Introduction

This document will focus on how you can do version control operations using Git. It is assumed that you already understand the basic concepts of version control like adding/removing files to a repository, committing changes to those files, etc. This is not an exhaustive guide on all the different ways that git commands can be used, but instead focuses on the most common. Git has extensive help documentation (for any command, the short version can be seen with a -h switch and the man page version can be seen with a –help switch).

Git was created in 2005 by Linux Torvalds for the development of the Linux kernel. It was inspired by BitKeeper and Monotone. It is a distributed version control system that has a number of characteristics that make it suitable for large numbers of developers (such as open source projects like the Linux Kernel):

  • Strong support for non-linear development: git supports rapid branching and merging, and includes tools for visualizing a non-linear development history.
  • Distributed development: git gives every developer a local copy of the development history and all changes are synchronized between repositories.
  • Simple APIs: git has a number of different ways of interacting with tools, but they are all based on simple standard protocols such as HTTP, FTP, or SSH.
  • Scalable: git has been developed to be fast even with large projects.
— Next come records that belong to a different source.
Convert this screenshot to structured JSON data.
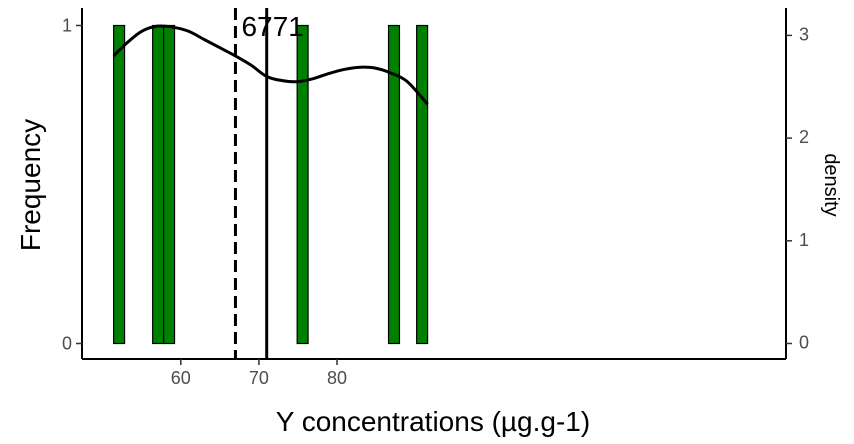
{
  "chart_data": {
    "type": "bar",
    "xlabel": "Y concentrations (µg.g-1)",
    "ylabel": "Frequency",
    "y2label": "density",
    "xlim": [
      50,
      92
    ],
    "ylim": [
      0,
      1
    ],
    "y2lim": [
      0,
      3.1
    ],
    "x_ticks": [
      60,
      70,
      80
    ],
    "y_ticks": [
      0,
      1
    ],
    "y2_ticks": [
      0,
      1,
      2,
      3
    ],
    "grid": false,
    "colors": {
      "bar": "#008000",
      "bar_outline": "#000000",
      "line": "#000000",
      "axis": "#000000"
    },
    "bars": [
      {
        "x_min": 51.4,
        "x_max": 52.8,
        "count": 1
      },
      {
        "x_min": 56.4,
        "x_max": 57.8,
        "count": 1
      },
      {
        "x_min": 57.8,
        "x_max": 59.2,
        "count": 1
      },
      {
        "x_min": 74.9,
        "x_max": 76.3,
        "count": 1
      },
      {
        "x_min": 86.6,
        "x_max": 88.0,
        "count": 1
      },
      {
        "x_min": 90.2,
        "x_max": 91.6,
        "count": 1
      }
    ],
    "density_curve": {
      "x": [
        51.4,
        53,
        55,
        57,
        59,
        61,
        63,
        65,
        67,
        69,
        71,
        73,
        75,
        77,
        79,
        81,
        83,
        85,
        87,
        89,
        91.6
      ],
      "y": [
        2.8,
        2.92,
        3.04,
        3.09,
        3.08,
        3.04,
        2.96,
        2.88,
        2.8,
        2.71,
        2.6,
        2.56,
        2.55,
        2.58,
        2.63,
        2.67,
        2.69,
        2.68,
        2.63,
        2.55,
        2.33
      ]
    },
    "vlines": [
      {
        "x": 67,
        "label": "67",
        "style": "dashed"
      },
      {
        "x": 71,
        "label": "71",
        "style": "solid"
      }
    ]
  }
}
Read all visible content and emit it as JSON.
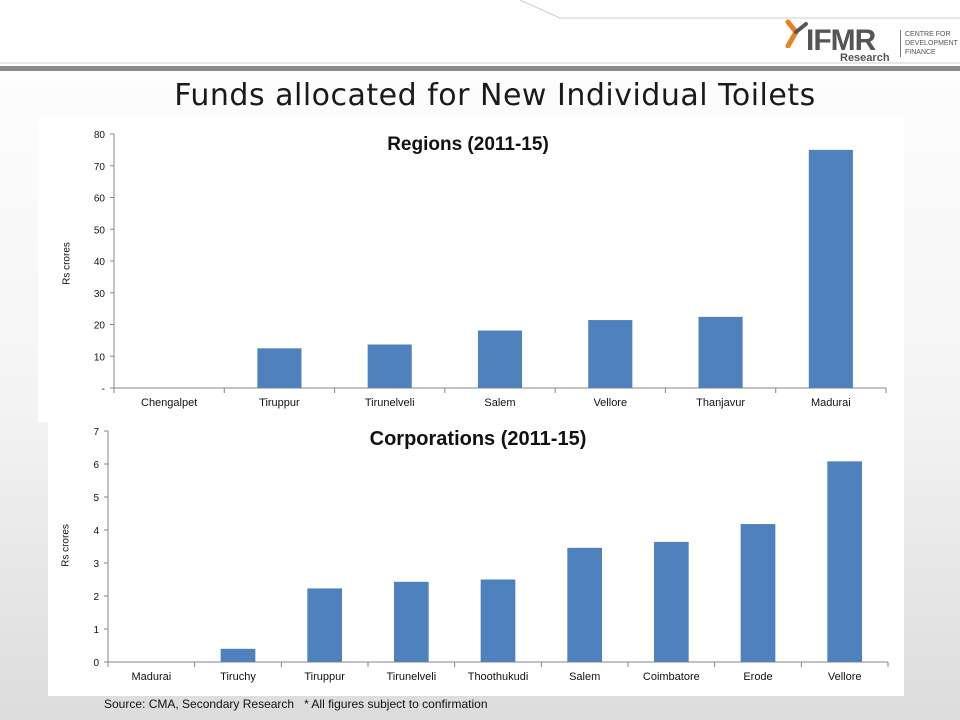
{
  "header": {
    "title": "Funds allocated for New Individual Toilets",
    "logo": {
      "text": "IFMR",
      "subtext": "Research",
      "tagline": "CENTRE FOR DEVELOPMENT FINANCE",
      "accent_color": "#e8801e",
      "text_color": "#555555"
    },
    "band_color": "#8a8a8a"
  },
  "footer": {
    "text": "Source: CMA, Secondary Research   * All figures subject to confirmation"
  },
  "chart_data": [
    {
      "type": "bar",
      "title": "Regions (2011-15)",
      "xlabel": "",
      "ylabel": "Rs crores",
      "ylim": [
        0,
        80
      ],
      "yticks": [
        0,
        10,
        20,
        30,
        40,
        50,
        60,
        70,
        80
      ],
      "ytick_labels": [
        "-",
        "10",
        "20",
        "30",
        "40",
        "50",
        "60",
        "70",
        "80"
      ],
      "categories": [
        "Chengalpet",
        "Tiruppur",
        "Tirunelveli",
        "Salem",
        "Vellore",
        "Thanjavur",
        "Madurai"
      ],
      "values": [
        0,
        12.5,
        13.7,
        18.1,
        21.4,
        22.4,
        75
      ],
      "bar_color": "#4f81bd",
      "grid": false,
      "legend": "none"
    },
    {
      "type": "bar",
      "title": "Corporations (2011-15)",
      "xlabel": "",
      "ylabel": "Rs crores",
      "ylim": [
        0,
        7
      ],
      "yticks": [
        0,
        1,
        2,
        3,
        4,
        5,
        6,
        7
      ],
      "ytick_labels": [
        "0",
        "1",
        "2",
        "3",
        "4",
        "5",
        "6",
        "7"
      ],
      "categories": [
        "Madurai",
        "Tiruchy",
        "Tiruppur",
        "Tirunelveli",
        "Thoothukudi",
        "Salem",
        "Coimbatore",
        "Erode",
        "Vellore"
      ],
      "values": [
        0,
        0.4,
        2.23,
        2.43,
        2.5,
        3.46,
        3.64,
        4.18,
        6.08
      ],
      "bar_color": "#4f81bd",
      "grid": false,
      "legend": "none"
    }
  ]
}
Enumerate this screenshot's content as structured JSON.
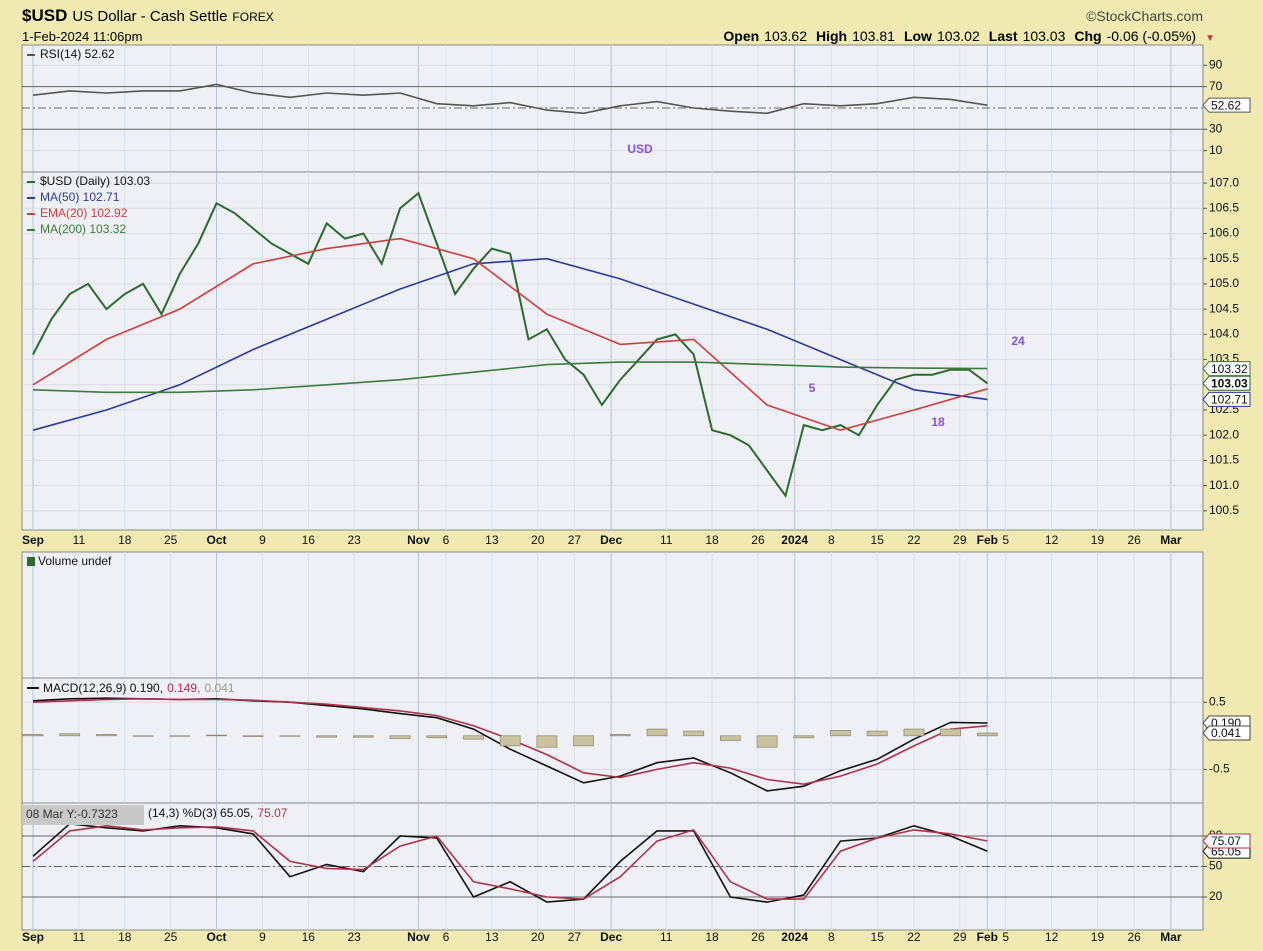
{
  "header": {
    "symbol": "$USD",
    "name": "US Dollar - Cash Settle",
    "exchange": "FOREX",
    "source": "©StockCharts.com",
    "date": "1-Feb-2024 11:06pm",
    "quote": [
      {
        "label": "Open",
        "value": 103.62
      },
      {
        "label": "High",
        "value": 103.81
      },
      {
        "label": "Low",
        "value": 103.02
      },
      {
        "label": "Last",
        "value": 103.03
      },
      {
        "label": "Chg",
        "value": "-0.06 (-0.05%)"
      }
    ]
  },
  "xaxis": {
    "xlim": [
      -1.2,
      127.5
    ],
    "xticks": [
      {
        "value": 0,
        "label": "Sep"
      },
      {
        "value": 5,
        "label": "11"
      },
      {
        "value": 10,
        "label": "18"
      },
      {
        "value": 15,
        "label": "25"
      },
      {
        "value": 20,
        "label": "Oct"
      },
      {
        "value": 25,
        "label": "9"
      },
      {
        "value": 30,
        "label": "16"
      },
      {
        "value": 35,
        "label": "23"
      },
      {
        "value": 42,
        "label": "Nov"
      },
      {
        "value": 45,
        "label": "6"
      },
      {
        "value": 50,
        "label": "13"
      },
      {
        "value": 55,
        "label": "20"
      },
      {
        "value": 59,
        "label": "27"
      },
      {
        "value": 63,
        "label": "Dec"
      },
      {
        "value": 69,
        "label": "11"
      },
      {
        "value": 74,
        "label": "18"
      },
      {
        "value": 79,
        "label": "26"
      },
      {
        "value": 83,
        "label": "2024"
      },
      {
        "value": 87,
        "label": "8"
      },
      {
        "value": 92,
        "label": "15"
      },
      {
        "value": 96,
        "label": "22"
      },
      {
        "value": 101,
        "label": "29"
      },
      {
        "value": 104,
        "label": "Feb"
      },
      {
        "value": 106,
        "label": "5"
      },
      {
        "value": 111,
        "label": "12"
      },
      {
        "value": 116,
        "label": "19"
      },
      {
        "value": 120,
        "label": "26"
      },
      {
        "value": 124,
        "label": "Mar"
      }
    ]
  },
  "chart_data": [
    {
      "type": "line",
      "legend": "stacked",
      "ylim": [
        -10,
        109
      ],
      "yticks": [
        10,
        30,
        70,
        90
      ],
      "bands": [
        30,
        70
      ],
      "midline": 50,
      "annotations": [
        "USD"
      ],
      "series": [
        {
          "name": "RSI(14) 52.62",
          "color": "#555555",
          "tag": true,
          "x": [
            0,
            4,
            8,
            12,
            16,
            20,
            24,
            28,
            32,
            36,
            40,
            44,
            48,
            52,
            56,
            60,
            64,
            68,
            72,
            76,
            80,
            84,
            88,
            92,
            96,
            100,
            104
          ],
          "values": [
            62,
            66,
            64,
            66,
            66,
            72,
            64,
            60,
            64,
            62,
            64,
            54,
            52,
            55,
            48,
            45,
            52,
            56,
            50,
            47,
            45,
            54,
            52,
            54,
            60,
            58,
            52.62
          ]
        }
      ]
    },
    {
      "type": "line",
      "legend": "stacked",
      "ylim": [
        100.12,
        107.22
      ],
      "yticks": [
        100.5,
        {
          "value": 101,
          "label": "101.0"
        },
        101.5,
        {
          "value": 102,
          "label": "102.0"
        },
        102.5,
        {
          "value": 103,
          "label": "103.0"
        },
        103.5,
        {
          "value": 104,
          "label": "104.0"
        },
        104.5,
        {
          "value": 105,
          "label": "105.0"
        },
        105.5,
        {
          "value": 106,
          "label": "106.0"
        },
        106.5,
        {
          "value": 107,
          "label": "107.0"
        }
      ],
      "annotations": [
        "5",
        "18",
        "24"
      ],
      "series": [
        {
          "name": "$USD (Daily) 103.03",
          "color": "#2d6a2d",
          "tag": true,
          "x": [
            0,
            2,
            4,
            6,
            8,
            10,
            12,
            14,
            16,
            18,
            20,
            22,
            24,
            26,
            28,
            30,
            32,
            34,
            36,
            38,
            40,
            42,
            44,
            46,
            48,
            50,
            52,
            54,
            56,
            58,
            60,
            62,
            64,
            66,
            68,
            70,
            72,
            74,
            76,
            78,
            80,
            82,
            84,
            86,
            88,
            90,
            92,
            94,
            96,
            98,
            100,
            102,
            104
          ],
          "values": [
            103.6,
            104.3,
            104.8,
            105.0,
            104.5,
            104.8,
            105.0,
            104.4,
            105.2,
            105.8,
            106.6,
            106.4,
            106.1,
            105.8,
            105.6,
            105.4,
            106.2,
            105.9,
            106.0,
            105.4,
            106.5,
            106.8,
            105.8,
            104.8,
            105.3,
            105.7,
            105.6,
            103.9,
            104.1,
            103.5,
            103.2,
            102.6,
            103.1,
            103.5,
            103.9,
            104.0,
            103.6,
            102.1,
            102.0,
            101.8,
            101.3,
            100.8,
            102.2,
            102.1,
            102.2,
            102.0,
            102.6,
            103.1,
            103.2,
            103.2,
            103.3,
            103.3,
            103.03
          ]
        },
        {
          "name": "MA(50) 102.71",
          "color": "#2b3a9a",
          "tag": true,
          "x": [
            0,
            8,
            16,
            24,
            32,
            40,
            48,
            56,
            64,
            72,
            80,
            88,
            96,
            104
          ],
          "values": [
            102.1,
            102.5,
            103.0,
            103.7,
            104.3,
            104.9,
            105.4,
            105.5,
            105.1,
            104.6,
            104.1,
            103.5,
            102.9,
            102.71
          ]
        },
        {
          "name": "EMA(20) 102.92",
          "color": "#d23c3c",
          "tag": false,
          "x": [
            0,
            8,
            16,
            24,
            32,
            40,
            48,
            56,
            64,
            72,
            80,
            88,
            96,
            104
          ],
          "values": [
            103.0,
            103.9,
            104.5,
            105.4,
            105.7,
            105.9,
            105.5,
            104.4,
            103.8,
            103.9,
            102.6,
            102.1,
            102.5,
            102.92
          ]
        },
        {
          "name": "MA(200) 103.32",
          "color": "#3d7a3d",
          "tag": true,
          "x": [
            0,
            8,
            16,
            24,
            32,
            40,
            48,
            56,
            64,
            72,
            80,
            88,
            96,
            104
          ],
          "values": [
            102.9,
            102.85,
            102.85,
            102.9,
            103.0,
            103.1,
            103.25,
            103.4,
            103.45,
            103.45,
            103.4,
            103.35,
            103.33,
            103.32
          ]
        }
      ]
    },
    {
      "type": "bar",
      "title": "Volume undef",
      "series": []
    },
    {
      "type": "line",
      "legend": "inline",
      "ylim": [
        -1.0,
        0.86
      ],
      "yticks": [
        0.5,
        -0.5
      ],
      "tags": [
        {
          "value": 0.19,
          "label": "0.190"
        },
        {
          "value": 0.041,
          "label": "0.041"
        }
      ],
      "series": [
        {
          "name": "MACD(12,26,9) 0.190,",
          "color": "#111111",
          "style": "line",
          "x": [
            0,
            4,
            8,
            12,
            16,
            20,
            24,
            28,
            32,
            36,
            40,
            44,
            48,
            52,
            56,
            60,
            64,
            68,
            72,
            76,
            80,
            84,
            88,
            92,
            96,
            100,
            104
          ],
          "values": [
            0.52,
            0.55,
            0.56,
            0.55,
            0.54,
            0.55,
            0.52,
            0.5,
            0.45,
            0.4,
            0.33,
            0.27,
            0.1,
            -0.2,
            -0.45,
            -0.7,
            -0.6,
            -0.4,
            -0.33,
            -0.55,
            -0.82,
            -0.75,
            -0.52,
            -0.35,
            -0.05,
            0.2,
            0.19
          ]
        },
        {
          "name": "0.149,",
          "color": "#b0304a",
          "style": "line",
          "x": [
            0,
            4,
            8,
            12,
            16,
            20,
            24,
            28,
            32,
            36,
            40,
            44,
            48,
            52,
            56,
            60,
            64,
            68,
            72,
            76,
            80,
            84,
            88,
            92,
            96,
            100,
            104
          ],
          "values": [
            0.5,
            0.52,
            0.54,
            0.55,
            0.54,
            0.54,
            0.53,
            0.5,
            0.47,
            0.42,
            0.37,
            0.3,
            0.15,
            -0.05,
            -0.28,
            -0.55,
            -0.62,
            -0.5,
            -0.4,
            -0.48,
            -0.65,
            -0.72,
            -0.6,
            -0.42,
            -0.15,
            0.1,
            0.149
          ]
        },
        {
          "name": "0.041",
          "color": "#9a9a80",
          "style": "histogram",
          "x": [
            0,
            4,
            8,
            12,
            16,
            20,
            24,
            28,
            32,
            36,
            40,
            44,
            48,
            52,
            56,
            60,
            64,
            68,
            72,
            76,
            80,
            84,
            88,
            92,
            96,
            100,
            104
          ],
          "values": [
            0.02,
            0.03,
            0.02,
            0,
            0,
            0.01,
            -0.01,
            0,
            -0.02,
            -0.02,
            -0.04,
            -0.03,
            -0.05,
            -0.15,
            -0.17,
            -0.15,
            0.02,
            0.1,
            0.07,
            -0.07,
            -0.17,
            -0.03,
            0.08,
            0.07,
            0.1,
            0.1,
            0.041
          ]
        }
      ]
    },
    {
      "type": "line",
      "legend": "inline",
      "ylim": [
        -12.4,
        112.4
      ],
      "yticks": [
        20,
        50,
        80
      ],
      "bands": [
        20,
        80
      ],
      "midline": 50,
      "cursor_readout": "08 Mar Y:-0.7323",
      "series": [
        {
          "name": "(14,3) %D(3) 65.05,",
          "color": "#111111",
          "tag": true,
          "x": [
            0,
            4,
            8,
            12,
            16,
            20,
            24,
            28,
            32,
            36,
            40,
            44,
            48,
            52,
            56,
            60,
            64,
            68,
            72,
            76,
            80,
            84,
            88,
            92,
            96,
            100,
            104
          ],
          "values": [
            60,
            92,
            88,
            85,
            90,
            88,
            82,
            40,
            52,
            45,
            80,
            78,
            20,
            35,
            15,
            18,
            55,
            85,
            85,
            20,
            15,
            22,
            75,
            78,
            90,
            80,
            65.05
          ]
        },
        {
          "name": "75.07",
          "color": "#b0304a",
          "tag": true,
          "x": [
            0,
            4,
            8,
            12,
            16,
            20,
            24,
            28,
            32,
            36,
            40,
            44,
            48,
            52,
            56,
            60,
            64,
            68,
            72,
            76,
            80,
            84,
            88,
            92,
            96,
            100,
            104
          ],
          "values": [
            55,
            85,
            90,
            86,
            88,
            89,
            85,
            55,
            48,
            47,
            70,
            80,
            35,
            28,
            20,
            18,
            40,
            75,
            86,
            35,
            18,
            18,
            65,
            78,
            86,
            82,
            75.07
          ]
        }
      ]
    }
  ]
}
If you are familiar with version control repositories like SVN or CVS, you will find that git mostly works the same. There are some key differences, however:

  • Git is a distributed repository, and each developer effectively maintains their own repository with a separate commit stream. Changes made in other repositories can be merged into a developer’s local repository to make the two repositories effectively identical, but each repository can have commits that are not synchronized automatically to other repositories.
  • Git is optimized for branching and merging, and so developers use branches often for single features. The main branch (called master) is intended to be always production ready, and developers usually work off a development or feature branch instead.
  • Commits to a repository in git are not necessarily sequential. Normally they will be applied in order when doing merges, but in some cases, it may be required to reorder commits [1]. Because commits are not required to be sequential, they are given random unique ids instead of sequential ones. These unique ids are long, but you can reference a commit by a portion of the id as long as it uniquely identifies the commit.
  • There is only one commit stream across an entire repository. Unlike SVN or CVS where each branch has their own commit ids and history, git only has one history that is often visualized as lines that run in parallel with dots on those lines representing commits.
[1]A good example of this is when merging changes from a remote repository into a local repository when additional changes have occurred in the local repository. If some of the incoming changes conflict, it could require a manual merge. These manual merges can often result in many different changes getting bundled into one big commit which then causes other developers to also have to do merges when those changes are pushed to other repositories. Git offers the option of doing a rebase, where some commits are rolled back, the incoming commits applied, and then the rolled back commits are re-applied with possible manual merges along the way. By doing this rebase, new changes are applied at the end which reduces the likelyhood of other developers having to manually merge when these changes are pushed.